そんな事を思いながら、ぺりっとシールを剥がして封筒を開ける。
予想通り、中には折り畳まれた1枚の紙が入っていた。
なんの変哲も無いただの紙だ。
「見ないの?」
「そうだね」
2つに畳まれた白い紙。
ただ、いざ開けようとするとドキドキしてきた。
大きく息を吐き、パラっと紙を開ける。
そこには立った3行の文字が書かれてあった。
一番上には僕の名前。
その下には『好きです』と告白があり、そして一番下には『お返事を待っています』とある。
どう見てもラブレターだ。
「……」
一体誰が?
まったく予測がつかない。
ただ、何だろうか。
この文字。
どこかで見た事があった。
……誰だったかな。
記憶を遡ろうとするが、「どうだった?」と幼馴染の声で止められる。
「ラブレターだったよ」
「そう……それで返事はどうするつもり?」
「まずはこの手紙を送った人を見つけてからだね」
「それが良いわ」
ただ、問題はいくつかある。
まずは手紙の送り主の見つけ方。
名前が無い以上かなり困難だろう。
それに、だ。
これがドッキリの可能性もある。
嘘告の可能性だって、捨てきれない。
さて、どうしようか。
対策を考え始める。
──そんな時だった。
いきなり、ポケットがブーと低い音を立てながら、バイブしたのだ。
「ん?」
「メールみたいね。 貴方のお義母様からじゃない?」
「母さんから?」
何用だろう。
スマホを取り出す。
そのロック画面には鈴華が予測した通りに母さんからのメールの通知が来ていた。
スマホをロックし、チャットアプリを開く。
そこには『デパートである物を買うように』と書かれていた。
「マジか……」
「どうだったの?」
「デパートでお使いをしてこいだってさ……」
最悪だ。
夜には公園に行かないといけないのに。
まったく面倒である。
「なら、変わりに私が行くわよ?」
「いや、大丈夫だよ」
かなり買い物リストが多かったし。
彼女1人じゃかなりキツいと思う。
「なら、私も付いていくわ」
「それは助かるよ」
封筒を鞄の中にしまい。学校を出る。
僕たちが向かう先は駅前のデパート。
門まで続く校庭で、何人かの生徒からのとんでもない殺意の視線を向けられたような気がしたが、気にする余裕はない。

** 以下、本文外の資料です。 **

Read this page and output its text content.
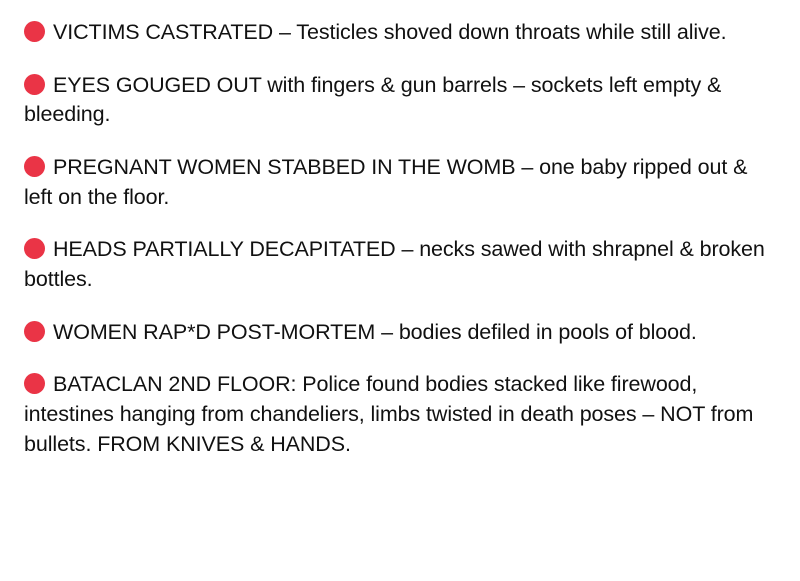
VICTIMS CASTRATED – Testicles shoved down throats while still alive.

EYES GOUGED OUT with fingers & gun barrels – sockets left empty & bleeding.

PREGNANT WOMEN STABBED IN THE WOMB – one baby ripped out & left on the floor.

HEADS PARTIALLY DECAPITATED – necks sawed with shrapnel & broken bottles.

WOMEN RAP*D POST-MORTEM – bodies defiled in pools of blood.

BATACLAN 2ND FLOOR: Police found bodies stacked like firewood, intestines hanging from chandeliers, limbs twisted in death poses – NOT from bullets. FROM KNIVES & HANDS.
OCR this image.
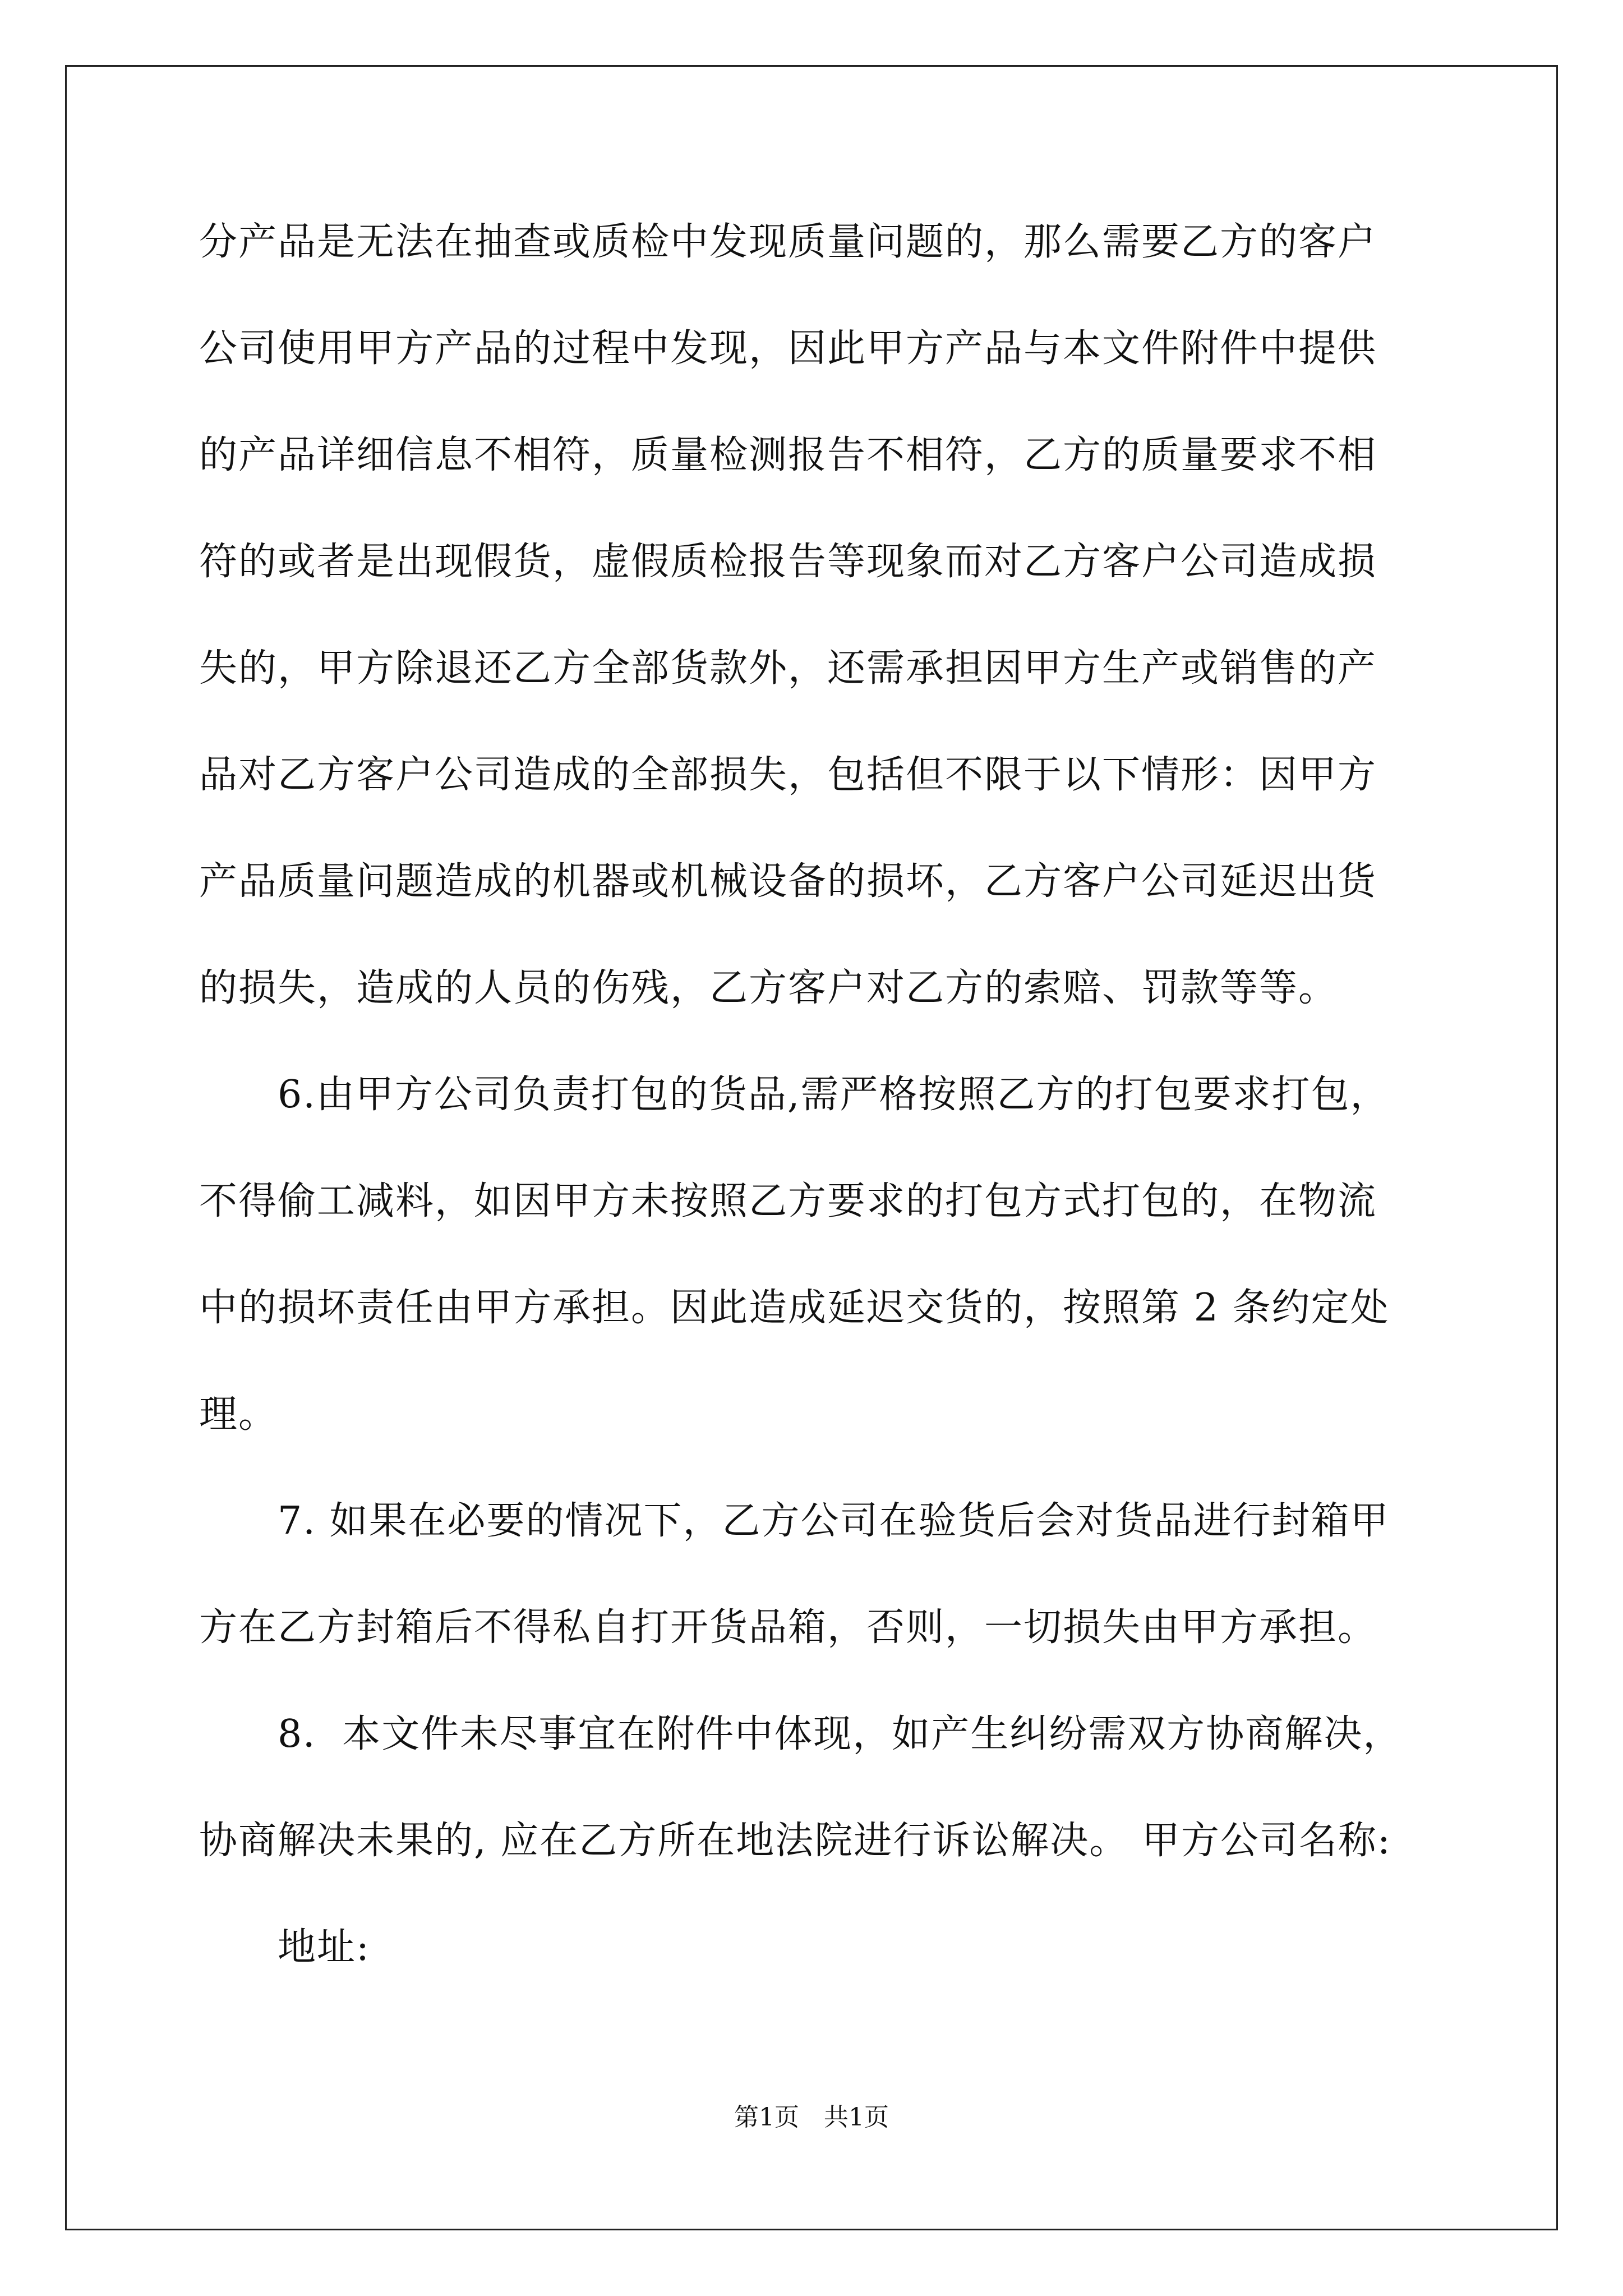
分产品是无法在抽查或质检中发现质量问题的，那么需要乙方的客户
公司使用甲方产品的过程中发现，因此甲方产品与本文件附件中提供
的产品详细信息不相符，质量检测报告不相符，乙方的质量要求不相
符的或者是出现假货，虚假质检报告等现象而对乙方客户公司造成损
失的，甲方除退还乙方全部货款外，还需承担因甲方生产或销售的产
品对乙方客户公司造成的全部损失，包括但不限于以下情形：因甲方
产品质量问题造成的机器或机械设备的损坏，乙方客户公司延迟出货
的损失，造成的人员的伤残，乙方客户对乙方的索赔、罚款等等。
6.由甲方公司负责打包的货品,需严格按照乙方的打包要求打包，
不得偷工减料，如因甲方未按照乙方要求的打包方式打包的，在物流
中的损坏责任由甲方承担。因此造成延迟交货的，按照第 2 条约定处
理。
7. 如果在必要的情况下，乙方公司在验货后会对货品进行封箱甲
方在乙方封箱后不得私自打开货品箱，否则，一切损失由甲方承担。
8．本文件未尽事宜在附件中体现，如产生纠纷需双方协商解决，
协商解决未果的, 应在乙方所在地法院进行诉讼解决。 甲方公司名称:
地址:
第1页　共1页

だが、そんな悪意の視線ではなく「さようなら」と、微笑ましい視線で声を掛けてくれる優しい生徒も居てくれた。
「また明日会いましょう」
昇降口に降りて、そのまま校門に向かう。
すると、後ろから警備の人から声が掛かった。
「大丈夫ですか?」と。
「問題ありませんよ。 私がしっかりと隣にいますから」
「本当に?」と本当に心配そうな声。
でも、鈴華はキッパリと答えた。
「はい、何も問題ありません。なにせ、私たちは婚約者ですから」
そう言って、クスッと笑う鈴華。
……婚約者?
今、婚約者って言った?
本当ならここで問い詰めたいことだが、流石に今はそんな時間では無い。
「……」
仕方ない。
全てが終わったら、じっくり質問するか。